Having insufficient level of compliance
Most crypto businesses are providing a service that is similar to financial services and has inherent AML and fraud risks. We require our clients to have a certain level of compliance. We will not be able to serve you if you don't have a comprehensive AML policy and respective procedures, a professional compliance officer, and software for ID verification, transaction monitoring, and blockchain monitoring. Preparing to get a license will get you a long way to get that level, but our experience shows that often there are gaps even after the license has been acquired. It’s not just important that these processes have been put in place on paper but also applied in practice and can be supported by documentation.
Being vague in responses to compliance forms and questions
The more details you share about your business and operations, the easier and faster it is to open an account. Sometimes we see clients being vague in their descriptions for account opening purposes, the flow of funds etc. This will only mean that we have to go back-n-forth more until we have a good understanding of what’s going on.

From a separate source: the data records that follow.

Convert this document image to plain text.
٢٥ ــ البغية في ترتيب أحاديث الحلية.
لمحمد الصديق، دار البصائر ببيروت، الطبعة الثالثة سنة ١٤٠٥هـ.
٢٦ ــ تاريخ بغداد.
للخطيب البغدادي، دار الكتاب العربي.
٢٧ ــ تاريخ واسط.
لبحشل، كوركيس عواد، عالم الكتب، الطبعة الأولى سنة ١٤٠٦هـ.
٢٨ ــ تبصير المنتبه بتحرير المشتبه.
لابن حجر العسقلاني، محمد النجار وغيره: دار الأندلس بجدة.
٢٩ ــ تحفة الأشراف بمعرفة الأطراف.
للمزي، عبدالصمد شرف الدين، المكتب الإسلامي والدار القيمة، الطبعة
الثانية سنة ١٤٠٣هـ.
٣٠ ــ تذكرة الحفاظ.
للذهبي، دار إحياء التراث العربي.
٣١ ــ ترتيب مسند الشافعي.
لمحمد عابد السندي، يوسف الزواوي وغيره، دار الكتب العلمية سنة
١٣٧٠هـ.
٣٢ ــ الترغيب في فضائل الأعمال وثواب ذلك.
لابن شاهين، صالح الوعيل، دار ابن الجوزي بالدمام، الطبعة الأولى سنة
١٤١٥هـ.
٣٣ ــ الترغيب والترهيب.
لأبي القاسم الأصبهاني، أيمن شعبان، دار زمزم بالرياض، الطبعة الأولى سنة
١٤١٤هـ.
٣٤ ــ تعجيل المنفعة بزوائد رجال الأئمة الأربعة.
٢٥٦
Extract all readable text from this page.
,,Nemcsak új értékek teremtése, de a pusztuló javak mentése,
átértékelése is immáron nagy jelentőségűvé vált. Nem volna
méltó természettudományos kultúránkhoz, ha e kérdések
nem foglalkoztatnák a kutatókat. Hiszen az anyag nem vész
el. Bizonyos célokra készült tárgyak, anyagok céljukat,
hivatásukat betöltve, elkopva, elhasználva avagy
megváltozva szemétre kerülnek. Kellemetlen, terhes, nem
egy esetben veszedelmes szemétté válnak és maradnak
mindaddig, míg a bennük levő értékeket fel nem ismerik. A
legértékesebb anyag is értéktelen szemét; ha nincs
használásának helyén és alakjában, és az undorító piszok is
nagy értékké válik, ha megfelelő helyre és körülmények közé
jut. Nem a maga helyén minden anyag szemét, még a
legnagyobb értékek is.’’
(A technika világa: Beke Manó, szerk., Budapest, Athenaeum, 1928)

While we’d love to be able to serve everyone and their banking needs, it doesn’t necessarily mean that we can open an IBAN account for anyone that would like one. For example, if you’re starting a crypto exchange and your jurisdiction requires a license to operate that exchange, we won’t be able to open an account for you unless you have a license. We can of course open an account with certain limits to do things like paying in share capital, however, if you’d like to start accepting customers’ money, we’d need to see the license information.
Opening a bank account that’s fully compliant for a high-risk industry company is definitely not a 5-minute task, despite what some companies might claim, however it doesn’t also have to be too long of a process. Usually, we see that it’s quite realistic to have an account opened in a few days provided that you’re able to submit all the documents. Normally it takes a little longer though as some documents need to be notarized/apostilled or translated before they can be submitted. Our team is of course happy to help answer any questions along the way and it’s important that there’s open communication between us and our clients. At the end of the day, we’re aiming to be your business partner for many years to come, so starting off on a strong foundation is key.
If you and your business are ready to get started with setting up an IBAN account, then getting started is quite easy and our team is happy to help you along the way. The first thing to do is to start the signup process on paynexpay.com and fill out the information about the business (name, website, jurisdiction etc) as well as the information about the legal representative of the business (normally that’s the director of the company). Then you should do ID verification where a selfie is taken as well as the pictures of a valid government ID (such as a passport or ID card). Once these steps are done, our onboarding team reviews the submitted information and lets you know directly what documents and information are required in order to finalize the account opening. Usually gathering the necessary documents and information is where the bulk of the time is spent. We recommend asking us in case there’s anything that’s confusing and our onboarding team will be happy to explain things in more detail.
We hope that’s helpful and will make your journey of opening and operating an account for your business a little bit easier.